Cela fait un moment que je pense à cet homme retraité après une longue carrière de labeur, à trimer sans compter.
C’est en entendant dire : « C’était mieux avant » et la réplique qui s’en suit régulièrement : « c’est une bêtise, pourquoi c’était mieux avant… » et on énumère toute une litanie de « bonnes choses » qui seraient survenues depuis l’avant.
C’est tout aussi stupide de répondre de la sorte car on n’est pas sur le même registre.
Le premier se lamente en se montrant nostalgique, le deuxième se veut plus concret sans se rendre compte qu’il ne soulève pas les mêmes sentiments.
Laissons chacun apprécier ce que lui dicte sa vie, ça ne changera rien à celle des autres.
Dans cette affaire, il y a à boire et à manger des deux côtés sans désaltérer ni nourrir son homme.
Quel rapport avec Noël ?
C’est tout simple, en entendant cela, son image m’est revenue en mémoire.
Pour ce qui me concerne, je l’ai toujours connu souriant…
Lorsque j’étais adolescent, mon frère travaillait un peu avec lui lors des transports de pierres de taille, pour décharger le camion. C’était du pierre par pierre et il fallait suivre le rythme car l’homme était toujours très motivé à la tâche…
Bien des années plus tard, il me portait un camion de matériel pour construire mon four à bois. Il y en avait trois tonnes. Lorsqu’il est arrivé, j’étais seul au sol, lui sur la benne… J’ai vite compris ce qu’était le travail, j’étais incapable de suivre son rythme, c’était une paille pour lui qui riait en me voyant tituber au bout d’un moment. Alors, il sautait de la benne pour voler à mon secours, j’ai tiré la langue jusqu’au soir. Il était venu voir mes fondations, il a éclaté de rire : « Avec des fondations pareilles, tu peux construire une maison » Ma tranchée frisait le mètre de profondeur.
Une autre fois, il me regardait piocher dans le tuf pour combler un espace derrière un mur de soutènement, j’étais à la peine, j’en avais pour un mois de bagnard pour remplir toute la longueur. Deux heures plus tard, il était là avec sa pelleteuse et l’affaire était close en très peu de temps. Puis sachant que je voulais faire un jardin, il m’a porté trois camions de terre agricole. Il rangeait le camion à quelques millimètres du mur et rentrait chez lui. Avec Ferdinand nous transférions à pelletées toute la terre de l’autre côté du mur.

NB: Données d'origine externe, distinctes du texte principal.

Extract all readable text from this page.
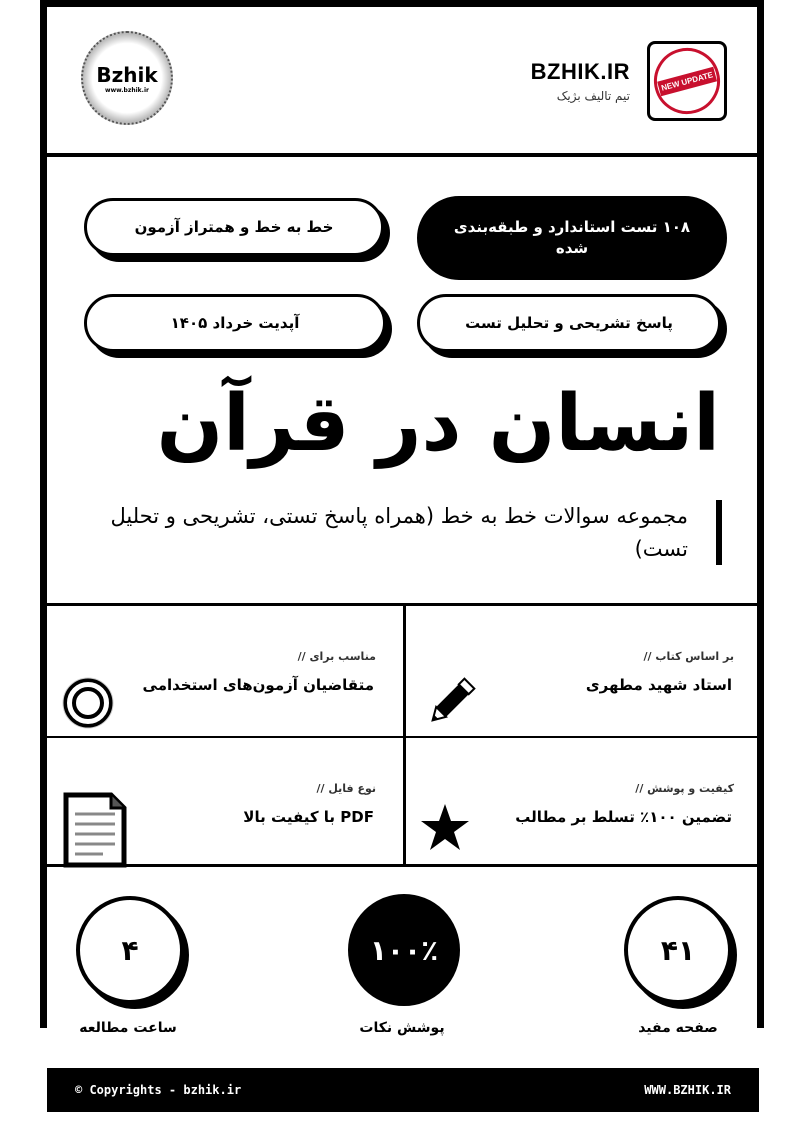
Bzhik
www.bzhik.ir
BZHIK.IR
تیم تالیف بژیک
NEW UPDATE
۱۰۸ تست استاندارد و طبقه‌بندی شده
خط به خط و همتراز آزمون
پاسخ تشریحی و تحلیل تست
آپدیت خرداد ۱۴۰۵
انسان در قرآن
مجموعه سوالات خط به خط (همراه پاسخ تستی، تشریحی و تحلیل تست)
بر اساس کتاب //
استاد شهید مطهری
مناسب برای //
متقاضیان آزمون‌های استخدامی
کیفیت و پوشش //
تضمین ۱۰۰٪ تسلط بر مطالب
نوع فایل //
PDF با کیفیت بالا
۴۱
صفحه مفید
۱۰۰٪
پوشش نکات
۴
ساعت مطالعه
© Copyrights - bzhik.ir	WWW.BZHIK.IR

Chaque fois que j’avais besoin de tuf pour consolider mon chemin, il arrivait avec la benne chargée « di tuvu masciu » (tuf mâle, plus grossier, dénommé ainsi parce que mieux adapté à cet effet) en quelques minutes tout était étalé, il ne rechignait jamais à donner un coup de main pour que tout soit terminé avant son départ.
On l’appelait, il était là…
Mon cousin germain qui vit à Ajaccio, Pulinu, avait entrepris de faire tailler une tombe pour mon père. Une affaire de quarante ans. Ajaccio et Lévie ce n’est pas la porte à côté, il faut parcourir deux cents kilomètres aller et retour.
Noël, mis au parfum, alla jusque chez le tailleur de pierre, embarqua tout sur son camion et installa la tombe avec l’aide de quelques amis.
Cela fut fait bénévolement, il appréciait mon père, c’était sa manière de nous témoigner son amitié.
Il n’en a jamais parlé, j’étais sur le continent, c’est mon cousin qui m’a tout raconté.
L’image de Noël a donc surgi dans mon esprit en entendant c’était mieux avant.
Ce n’est pas parce qu’il m’a rendu service, j’ai toujours apprécié l’homme franc, de parole et sans états d’âmes farfelus.
Depuis qu’il ne travaille plus, c’est la galère. Mon chemin subit la ravine, je ne trouve personne pour m’apporter du tuf, en payant bien entendu ! Personne n’a le temps, personne ne trouve plus de tuf… Rendez vous compte comme les gens sont surbookés !
Cela fait bien quelques années que je cours après sans attraper personne, alors, je pioche dans mon talus avec l’aide de l’ami Louis pour combler les crevasses profondes.
Il a bien mérité sa retraite, j’entends encore sa voix pleine d’optimisme, avec lui on pouvait s’engager au front…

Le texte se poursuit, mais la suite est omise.